When the medical apparatus 1 is attached or detached to or from the support base 2, or when the medical apparatus 1 is manually inserted into the subject, a holding portion 200g that has a substantially columnar shape and that is included in the base unit 200 is held. The holding portion 200g is provided at a center portion of the base unit 200 that is a region including the center of gravity of the medical apparatus 1. By positioning the holding portion 200g in the region including the center of gravity of the medical apparatus 1, it becomes easier to balance the medical apparatus 1 at the time of attachment/detachment of the medical apparatus 1 or at the time of manually inserting the medical apparatus 1, and the operability of the medical apparatus 1 can be improved. In addition, the medical apparatus 1 can be operated with a minimum operating force, and the operation of the medical apparatus 1 can be stabilized.
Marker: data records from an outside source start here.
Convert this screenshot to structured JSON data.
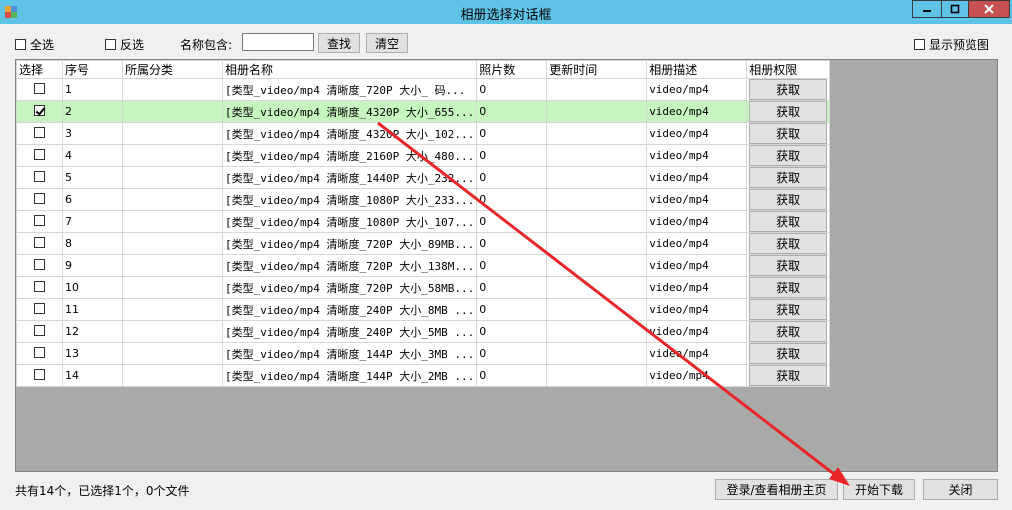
{
  "window": {
    "title": "相册选择对话框"
  },
  "toolbar": {
    "select_all": "全选",
    "invert": "反选",
    "name_contains_label": "名称包含:",
    "search_value": "",
    "find_button": "查找",
    "clear_button": "清空",
    "show_preview": "显示预览图"
  },
  "table": {
    "columns": [
      "选择",
      "序号",
      "所属分类",
      "相册名称",
      "照片数",
      "更新时间",
      "相册描述",
      "相册权限"
    ],
    "rows": [
      {
        "checked": false,
        "index": "1",
        "category": "",
        "name": "[类型_video/mp4 清晰度_720P 大小_ 码...",
        "photos": "0",
        "updated": "",
        "desc": "video/mp4",
        "action": "获取"
      },
      {
        "checked": true,
        "index": "2",
        "category": "",
        "name": "[类型_video/mp4 清晰度_4320P 大小_655...",
        "photos": "0",
        "updated": "",
        "desc": "video/mp4",
        "action": "获取"
      },
      {
        "checked": false,
        "index": "3",
        "category": "",
        "name": "[类型_video/mp4 清晰度_4320P 大小_102...",
        "photos": "0",
        "updated": "",
        "desc": "video/mp4",
        "action": "获取"
      },
      {
        "checked": false,
        "index": "4",
        "category": "",
        "name": "[类型_video/mp4 清晰度_2160P 大小_480...",
        "photos": "0",
        "updated": "",
        "desc": "video/mp4",
        "action": "获取"
      },
      {
        "checked": false,
        "index": "5",
        "category": "",
        "name": "[类型_video/mp4 清晰度_1440P 大小_232...",
        "photos": "0",
        "updated": "",
        "desc": "video/mp4",
        "action": "获取"
      },
      {
        "checked": false,
        "index": "6",
        "category": "",
        "name": "[类型_video/mp4 清晰度_1080P 大小_233...",
        "photos": "0",
        "updated": "",
        "desc": "video/mp4",
        "action": "获取"
      },
      {
        "checked": false,
        "index": "7",
        "category": "",
        "name": "[类型_video/mp4 清晰度_1080P 大小_107...",
        "photos": "0",
        "updated": "",
        "desc": "video/mp4",
        "action": "获取"
      },
      {
        "checked": false,
        "index": "8",
        "category": "",
        "name": "[类型_video/mp4 清晰度_720P 大小_89MB...",
        "photos": "0",
        "updated": "",
        "desc": "video/mp4",
        "action": "获取"
      },
      {
        "checked": false,
        "index": "9",
        "category": "",
        "name": "[类型_video/mp4 清晰度_720P 大小_138M...",
        "photos": "0",
        "updated": "",
        "desc": "video/mp4",
        "action": "获取"
      },
      {
        "checked": false,
        "index": "10",
        "category": "",
        "name": "[类型_video/mp4 清晰度_720P 大小_58MB...",
        "photos": "0",
        "updated": "",
        "desc": "video/mp4",
        "action": "获取"
      },
      {
        "checked": false,
        "index": "11",
        "category": "",
        "name": "[类型_video/mp4 清晰度_240P 大小_8MB ...",
        "photos": "0",
        "updated": "",
        "desc": "video/mp4",
        "action": "获取"
      },
      {
        "checked": false,
        "index": "12",
        "category": "",
        "name": "[类型_video/mp4 清晰度_240P 大小_5MB ...",
        "photos": "0",
        "updated": "",
        "desc": "video/mp4",
        "action": "获取"
      },
      {
        "checked": false,
        "index": "13",
        "category": "",
        "name": "[类型_video/mp4 清晰度_144P 大小_3MB ...",
        "photos": "0",
        "updated": "",
        "desc": "video/mp4",
        "action": "获取"
      },
      {
        "checked": false,
        "index": "14",
        "category": "",
        "name": "[类型_video/mp4 清晰度_144P 大小_2MB ...",
        "photos": "0",
        "updated": "",
        "desc": "video/mp4",
        "action": "获取"
      }
    ]
  },
  "footer": {
    "status": "共有14个，已选择1个，0个文件",
    "login_button": "登录/查看相册主页",
    "download_button": "开始下载",
    "close_button": "关闭"
  },
  "colors": {
    "titlebar": "#5fc3e8",
    "selected_row": "#c7f5c0",
    "annotation_arrow": "#e8262a"
  }
}
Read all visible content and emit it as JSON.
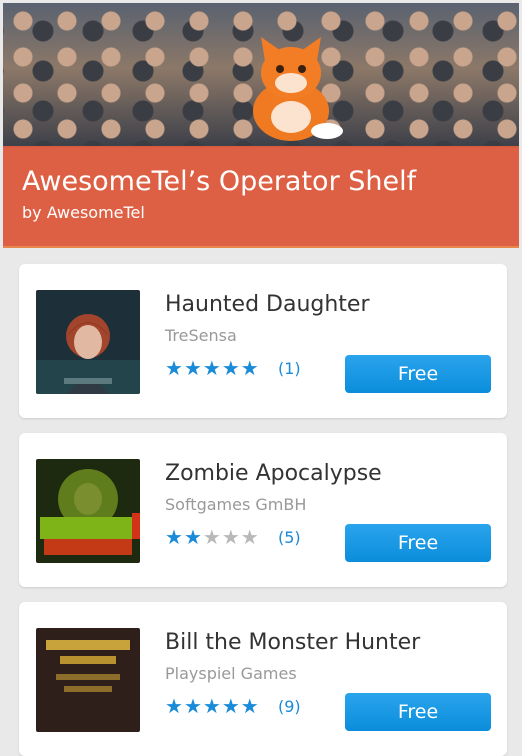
{
  "header": {
    "title": "AwesomeTel’s Operator Shelf",
    "subtitle": "by AwesomeTel"
  },
  "apps": [
    {
      "name": "Haunted Daughter",
      "developer": "TreSensa",
      "rating": 5,
      "reviews_label": "(1)",
      "button_label": "Free"
    },
    {
      "name": "Zombie Apocalypse",
      "developer": "Softgames GmBH",
      "rating": 2,
      "reviews_label": "(5)",
      "button_label": "Free"
    },
    {
      "name": "Bill the Monster Hunter",
      "developer": "Playspiel Games",
      "rating": 5,
      "reviews_label": "(9)",
      "button_label": "Free"
    }
  ]
}
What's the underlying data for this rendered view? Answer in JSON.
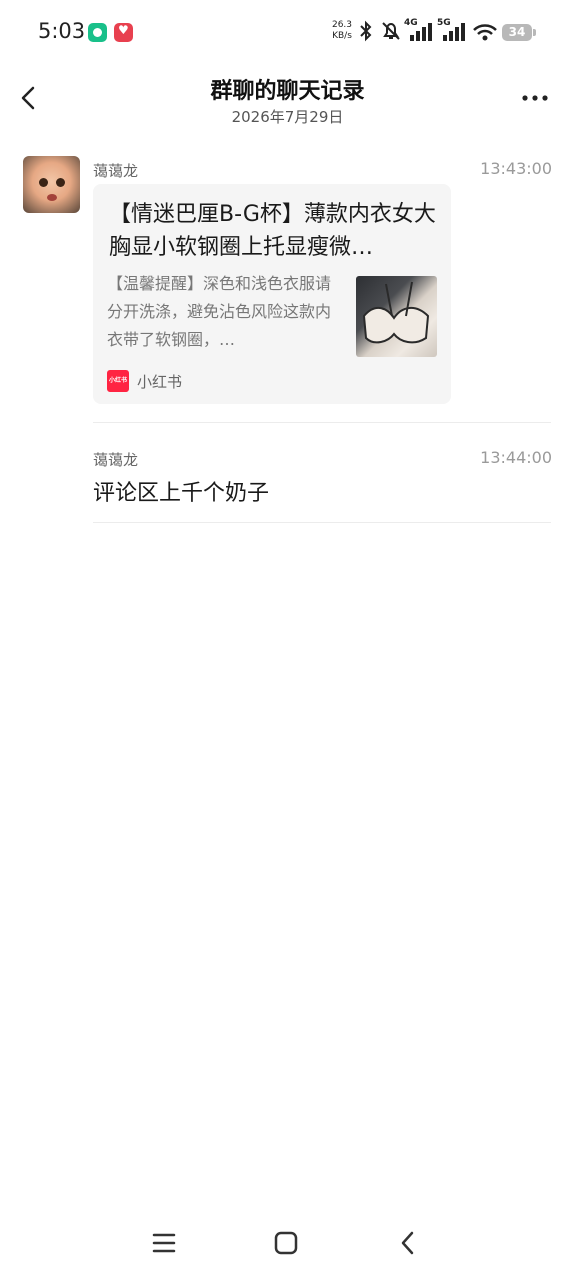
{
  "status_bar": {
    "time": "5:03",
    "net_speed_value": "26.3",
    "net_speed_unit": "KB/s",
    "signal1_label": "4G",
    "signal2_label": "5G",
    "battery": "34"
  },
  "header": {
    "title": "群聊的聊天记录",
    "date": "2026年7月29日"
  },
  "messages": [
    {
      "sender": "蔼蔼龙",
      "time": "13:43:00",
      "card": {
        "title": "【情迷巴厘B-G杯】薄款内衣女大胸显小软钢圈上托显瘦微…",
        "description": "【温馨提醒】深色和浅色衣服请分开洗涤，避免沾色风险这款内衣带了软钢圈，…",
        "source_icon_text": "小红书",
        "source": "小红书"
      }
    },
    {
      "sender": "蔼蔼龙",
      "time": "13:44:00",
      "text": "评论区上千个奶子"
    }
  ],
  "colors": {
    "accent_red": "#ff2442",
    "battery_gray": "#b8b8b8"
  }
}
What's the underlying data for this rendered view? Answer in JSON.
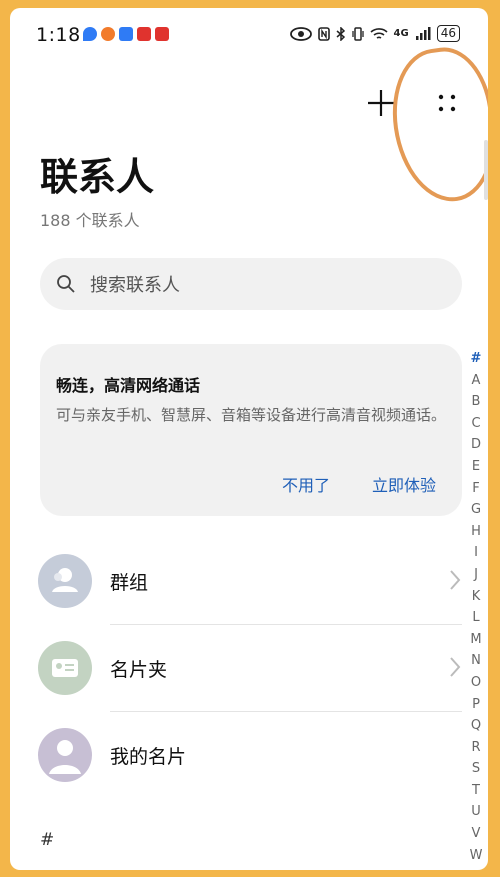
{
  "status_bar": {
    "time": "1:18",
    "battery": "46",
    "network": "4G"
  },
  "header": {
    "title": "联系人",
    "count": "188 个联系人"
  },
  "search": {
    "placeholder": "搜索联系人"
  },
  "promo": {
    "title": "畅连，高清网络通话",
    "description": "可与亲友手机、智慧屏、音箱等设备进行高清音视频通话。",
    "dismiss_label": "不用了",
    "try_label": "立即体验"
  },
  "list": {
    "items": [
      {
        "label": "群组"
      },
      {
        "label": "名片夹"
      },
      {
        "label": "我的名片"
      }
    ],
    "section_header": "#"
  },
  "index_bar": [
    "#",
    "A",
    "B",
    "C",
    "D",
    "E",
    "F",
    "G",
    "H",
    "I",
    "J",
    "K",
    "L",
    "M",
    "N",
    "O",
    "P",
    "Q",
    "R",
    "S",
    "T",
    "U",
    "V",
    "W"
  ],
  "colors": {
    "accent": "#1f5fb8",
    "frame": "#f3b64a",
    "annotation": "#e49a55"
  }
}
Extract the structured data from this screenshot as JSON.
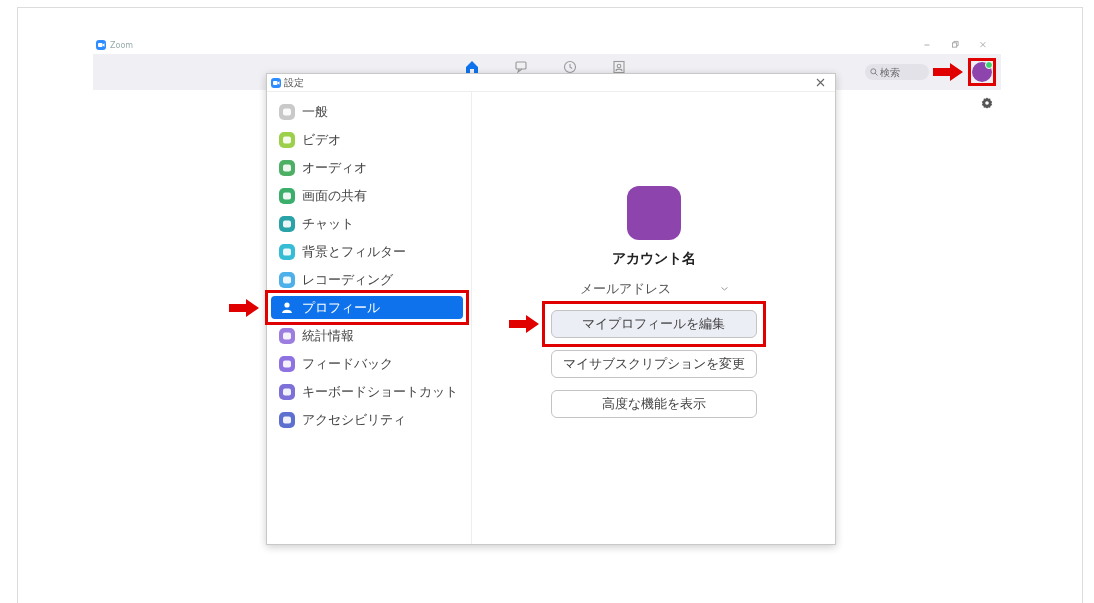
{
  "app": {
    "title": "Zoom",
    "search": {
      "placeholder": "検索"
    },
    "avatar": {
      "highlighted": true
    }
  },
  "settings_dialog": {
    "title": "設定",
    "sidebar": {
      "items": [
        {
          "label": "一般",
          "color": "#c9c9c9",
          "selected": false,
          "highlighted": false
        },
        {
          "label": "ビデオ",
          "color": "#9ccf4a",
          "selected": false,
          "highlighted": false
        },
        {
          "label": "オーディオ",
          "color": "#4caf63",
          "selected": false,
          "highlighted": false
        },
        {
          "label": "画面の共有",
          "color": "#3aae6a",
          "selected": false,
          "highlighted": false
        },
        {
          "label": "チャット",
          "color": "#2aa3a8",
          "selected": false,
          "highlighted": false
        },
        {
          "label": "背景とフィルター",
          "color": "#37bcd6",
          "selected": false,
          "highlighted": false
        },
        {
          "label": "レコーディング",
          "color": "#4db0ea",
          "selected": false,
          "highlighted": false
        },
        {
          "label": "プロフィール",
          "color": "#ffffff",
          "selected": true,
          "highlighted": true
        },
        {
          "label": "統計情報",
          "color": "#9c7ee0",
          "selected": false,
          "highlighted": false
        },
        {
          "label": "フィードバック",
          "color": "#8f72e2",
          "selected": false,
          "highlighted": false
        },
        {
          "label": "キーボードショートカット",
          "color": "#7d70d8",
          "selected": false,
          "highlighted": false
        },
        {
          "label": "アクセシビリティ",
          "color": "#5d70cf",
          "selected": false,
          "highlighted": false
        }
      ]
    },
    "profile": {
      "name": "アカウント名",
      "email": "メールアドレス",
      "buttons": [
        {
          "label": "マイプロフィールを編集",
          "highlighted": true
        },
        {
          "label": "マイサブスクリプションを変更",
          "highlighted": false
        },
        {
          "label": "高度な機能を表示",
          "highlighted": false
        }
      ]
    }
  }
}
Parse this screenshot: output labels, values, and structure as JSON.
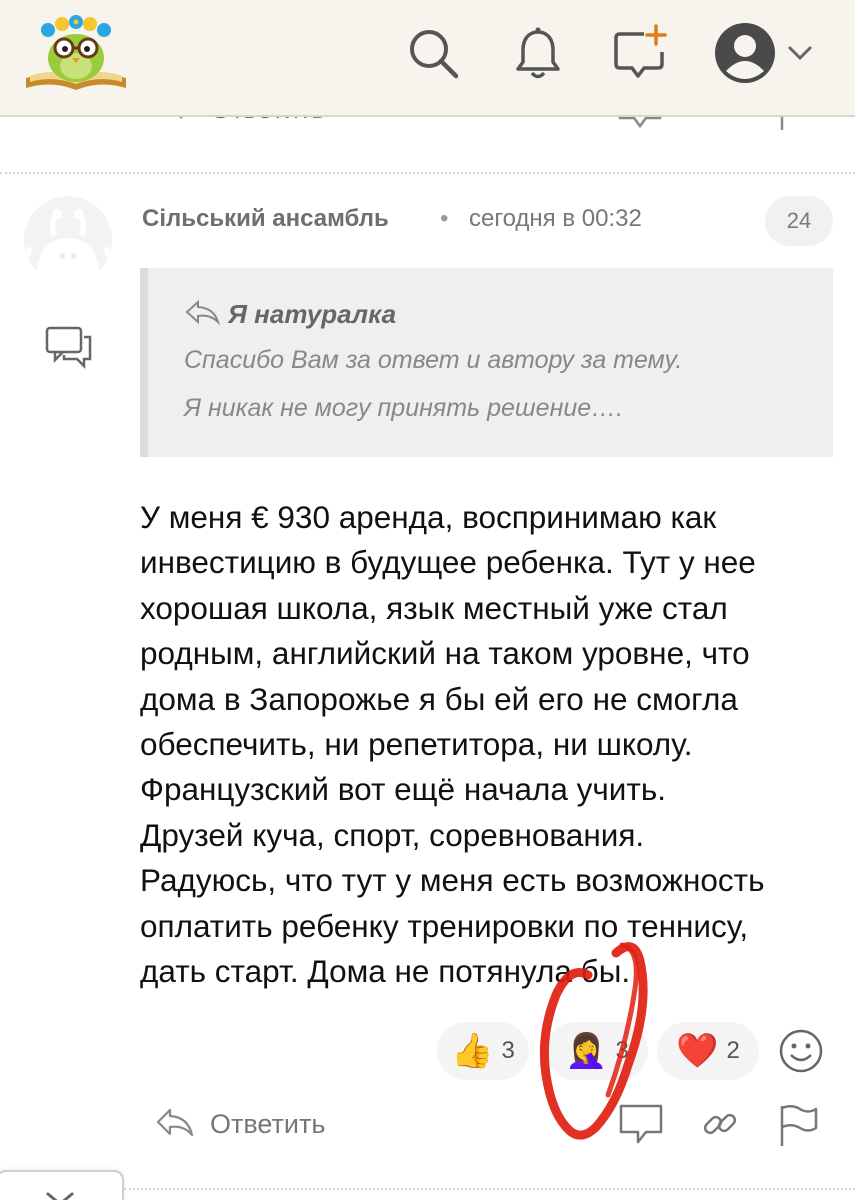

Furthermore, since it becomes easier to balance the medical apparatus 1, the operations of attaching and detaching the medical apparatus 1 can be easily performed, so that the workload on the user can be reduced. The holding portion 200g is formed in consideration of size and shape that are easy to hold, as well as a surface property which is hard to slip.

A coupling portion 200k that is provided with the engagement portion 200a is attached to the base unit 200. In the first embodiment, the coupling portion 200k is disposed at the center portion of the base unit 200 in the longitudinal direction (axial direction) of the base unit 200. The coupling portion 200k has a U-shape, and ends of the coupling portion 200k that sandwich an opening of the U-shape are attached and fixed to the base unit 200 such that one of the ends is located at a position closer to the catheter 11 while the other of the ends is located at a position farther from the catheter 11. The engagement portion 200a that engages with the slider 2a is disposed at a lower portion of the coupling portion 200k. As a result, a first space 200i is formed between the base unit 200 and the engagement portion 200a. By providing the first space 200i in this manner, the holding portion 200g can be held not only from above but also from below. In the case where it is easier to hold the holding portion 200g from below because of the height at which the medical apparatus 1 is operated, the holding portion 200g can be held from below due to the first space 200i, and thus, the operability is improved. The first space 200i is large enough to allow a hand to enter therein. Note that, in the present application, the U-shape may be any shape that has a base portion (in the present embodiment, the portion where the engagement portion 200a is disposed) and a pair of arm portions (in the present embodiment, the portions attached to the base unit 200) that extend from the two ends of the base portion. For example, a corner portion at which the base portion and one of the arm portions are connected to each other may be rounded, or one of the arm portions may extend at an angle other than a right angle with respect to the base portion. In addition, the shape may be called a gate shape instead of a U-shape.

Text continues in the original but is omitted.